HIGH command injectionecho goapi keys

Command Injection in Echo Go with Api Keys

Command Injection in Echo Go with Api Keys — how this specific combination creates or exposes the vulnerability

Command Injection occurs when an attacker can manipulate a command executed by the operating system through unsanitized input. In an Echo Go service that relies on API keys for access control, combining external input with system command execution creates a dangerous path for attackers.

Consider an endpoint that accepts an API key as a query parameter and uses it to invoke a system command, such as retrieving service metadata or performing an administrative action. If the API key value is passed directly to a command construction function without validation or escaping, an attacker can inject additional shell commands. For example, an API key like valid_key; cat /etc/passwd could cause the server to execute both the intended command and the injected cat command, exposing sensitive files.

In Echo Go, this often manifests in handlers where the API key is used to build shell commands using string concatenation or formatting. The framework does not inherently sanitize these values, so the developer must ensure that any user-influenced data—especially API keys used for routing or authorization—is treated as untrusted input. Attackers may also probe for unauthenticated endpoints where API keys are optional, increasing the likelihood of successful injection.

Real-world attack patterns include attempts to leverage common operating system utilities to read configuration files, chain commands with logical operators, or attempt privilege escalation. Because API keys are often logged or reflected in responses, improperly handled values can also contribute to information disclosure, compounding the impact of a successful injection.

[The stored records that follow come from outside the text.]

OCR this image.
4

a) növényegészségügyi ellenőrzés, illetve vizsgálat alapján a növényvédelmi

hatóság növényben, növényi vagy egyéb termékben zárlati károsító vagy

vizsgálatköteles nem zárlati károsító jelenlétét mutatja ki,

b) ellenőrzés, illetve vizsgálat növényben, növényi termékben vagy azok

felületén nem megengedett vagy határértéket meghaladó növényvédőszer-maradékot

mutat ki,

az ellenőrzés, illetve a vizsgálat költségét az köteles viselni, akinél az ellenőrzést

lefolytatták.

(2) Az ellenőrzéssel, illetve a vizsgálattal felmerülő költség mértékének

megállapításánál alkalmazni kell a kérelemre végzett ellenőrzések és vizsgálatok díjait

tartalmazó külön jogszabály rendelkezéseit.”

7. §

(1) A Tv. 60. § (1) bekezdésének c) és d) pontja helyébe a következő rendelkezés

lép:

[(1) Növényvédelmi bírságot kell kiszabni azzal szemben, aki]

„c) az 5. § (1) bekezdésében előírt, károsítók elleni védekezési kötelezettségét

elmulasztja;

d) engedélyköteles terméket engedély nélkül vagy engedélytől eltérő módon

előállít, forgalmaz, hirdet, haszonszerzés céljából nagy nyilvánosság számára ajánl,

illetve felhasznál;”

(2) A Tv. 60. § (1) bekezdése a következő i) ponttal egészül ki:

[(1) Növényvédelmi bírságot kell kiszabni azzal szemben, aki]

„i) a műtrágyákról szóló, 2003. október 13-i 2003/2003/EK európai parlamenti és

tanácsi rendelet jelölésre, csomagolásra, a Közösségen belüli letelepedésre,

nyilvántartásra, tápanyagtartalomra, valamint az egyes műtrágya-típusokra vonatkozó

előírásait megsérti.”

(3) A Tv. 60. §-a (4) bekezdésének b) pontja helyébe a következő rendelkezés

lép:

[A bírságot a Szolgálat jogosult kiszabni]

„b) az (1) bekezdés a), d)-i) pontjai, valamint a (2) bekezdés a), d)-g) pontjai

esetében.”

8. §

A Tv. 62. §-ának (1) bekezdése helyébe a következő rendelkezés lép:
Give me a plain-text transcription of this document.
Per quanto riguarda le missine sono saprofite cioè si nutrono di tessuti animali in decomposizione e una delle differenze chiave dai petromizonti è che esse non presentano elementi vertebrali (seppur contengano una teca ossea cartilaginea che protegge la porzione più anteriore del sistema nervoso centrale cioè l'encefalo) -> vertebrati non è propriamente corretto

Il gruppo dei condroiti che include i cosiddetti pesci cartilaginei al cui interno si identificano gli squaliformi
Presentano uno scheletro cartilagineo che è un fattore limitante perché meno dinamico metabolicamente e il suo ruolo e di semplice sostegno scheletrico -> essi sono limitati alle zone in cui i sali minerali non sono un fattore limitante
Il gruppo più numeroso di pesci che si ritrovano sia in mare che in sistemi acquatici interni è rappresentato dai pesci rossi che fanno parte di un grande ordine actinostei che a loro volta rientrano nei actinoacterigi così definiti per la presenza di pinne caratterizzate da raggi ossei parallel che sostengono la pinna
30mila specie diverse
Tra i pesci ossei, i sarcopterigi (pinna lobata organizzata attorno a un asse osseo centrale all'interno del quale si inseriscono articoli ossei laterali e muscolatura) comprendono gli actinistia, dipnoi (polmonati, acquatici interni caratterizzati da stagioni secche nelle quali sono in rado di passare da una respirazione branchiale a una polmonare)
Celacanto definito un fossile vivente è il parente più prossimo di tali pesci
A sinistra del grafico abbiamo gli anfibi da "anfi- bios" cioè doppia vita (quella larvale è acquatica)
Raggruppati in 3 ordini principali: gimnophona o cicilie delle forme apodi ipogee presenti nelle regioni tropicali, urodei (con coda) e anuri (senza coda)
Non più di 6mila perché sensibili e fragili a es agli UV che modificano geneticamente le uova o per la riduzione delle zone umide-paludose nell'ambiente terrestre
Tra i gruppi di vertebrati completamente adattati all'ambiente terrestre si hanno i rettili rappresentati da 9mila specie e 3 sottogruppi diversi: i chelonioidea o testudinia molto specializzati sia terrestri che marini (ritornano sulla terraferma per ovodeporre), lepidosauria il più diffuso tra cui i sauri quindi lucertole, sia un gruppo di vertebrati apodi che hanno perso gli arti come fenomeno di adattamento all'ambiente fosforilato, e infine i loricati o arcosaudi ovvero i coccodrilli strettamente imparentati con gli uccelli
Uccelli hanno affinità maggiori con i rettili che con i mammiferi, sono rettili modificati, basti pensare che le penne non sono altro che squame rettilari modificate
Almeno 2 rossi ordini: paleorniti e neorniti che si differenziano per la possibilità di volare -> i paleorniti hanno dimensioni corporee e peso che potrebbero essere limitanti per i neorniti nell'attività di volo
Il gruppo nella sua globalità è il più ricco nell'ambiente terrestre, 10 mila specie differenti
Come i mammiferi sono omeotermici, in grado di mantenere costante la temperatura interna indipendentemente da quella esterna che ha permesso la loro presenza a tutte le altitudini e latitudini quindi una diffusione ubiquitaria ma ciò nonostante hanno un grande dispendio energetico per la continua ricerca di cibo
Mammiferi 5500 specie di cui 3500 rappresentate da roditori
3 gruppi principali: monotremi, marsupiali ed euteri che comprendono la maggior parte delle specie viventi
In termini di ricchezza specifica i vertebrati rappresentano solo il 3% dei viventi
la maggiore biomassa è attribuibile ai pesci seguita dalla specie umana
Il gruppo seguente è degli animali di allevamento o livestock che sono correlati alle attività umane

Using middleBrick to scan an Echo Go service can detect endpoints where API key inputs are reflected in command execution, highlighting risky patterns in the unauthenticated attack surface. The scan checks for input validation weaknesses and traces how external data flows into system-level operations.

Api Keys-Specific Remediation in Echo Go — concrete code fixes

Remediation focuses on eliminating direct concatenation of API keys into shell commands and enforcing strict input validation. The safest approach is to avoid invoking shell commands with external data entirely. If system operations are required, use internal Go functions or isolated execution environments rather than shell commands.

Below are examples demonstrating insecure patterns and their secure counterparts in an Echo Go handler.

Insecure Example: Using an API key directly in a shell command.

package main

import (
    "github.com/labstack/echo/v4"
    "os/exec"
    "net/http"
)

func insecureHandler(c echo.Context) error {
    apiKey := c.QueryParam("api_key")
    cmd := exec.Command("sh", "-c", "echo "+apiKey)
    out, _ := cmd.Output()
    return c.String(http.StatusOK, string(out))
}

In this example, the API key is concatenated into a shell command, enabling command injection if the key contains shell metacharacters.

Secure Example: Validating the API key and avoiding shell execution.

package main

import (
    "github.com/labstack/echo/v4"
    "net/http"
    "regexp"
)

var apiKeyPattern = regexp.MustCompile(`^[A-Za-z0-9\-_=]+\.[A-Za-z0-9\-_=]+\.?[A-Za-z0-9\-_=]*$`)

func secureHandler(c echo.Context) error {
    apiKey := c.QueryParam("api_key")
    if apiKey == "" || !apiKeyPattern.MatchString(apiKey) {
        return c.String(http.StatusBadRequest, "invalid api key")
    }
    // Use internal logic instead of shell commands
    return c.String(http.StatusOK, "key validated: "+apiKey)
}

This approach validates the API key against a strict allowlist pattern and avoids invoking a shell, effectively neutralizing command injection risks. When system-level operations are unavoidable, prefer Go’s standard library functions that do not involve a shell, and never pass concatenated user input to command arguments.

middleBrick’s scans include checks for input validation and runtime reflection of user-controlled data into command execution contexts, helping identify such patterns in your API. The tool’s LLM/AI Security checks can also detect whether API key handling logic might be inadvertently exposed in model-related endpoints.

Related CWEs: inputValidation

CWE IDNameSeverity
CWE-20Improper Input Validation HIGH
CWE-22Path Traversal HIGH
CWE-74Injection CRITICAL
CWE-77Command Injection CRITICAL
CWE-78OS Command Injection CRITICAL
CWE-79Cross-site Scripting (XSS) HIGH
CWE-89SQL Injection CRITICAL
CWE-90LDAP Injection HIGH
CWE-91XML Injection HIGH
CWE-94Code Injection CRITICAL

Frequently Asked Questions

Can command injection occur if API keys are passed in headers instead of query parameters?
Yes. Any user-influenced data used in command construction—whether from headers, cookies, or body content—can enable command injection if not properly validated or escaped.
Does middleBrick automatically fix command injection vulnerabilities in Echo Go APIs?
No. middleBrick detects and reports command injection risks with remediation guidance, but it does not automatically patch or modify code.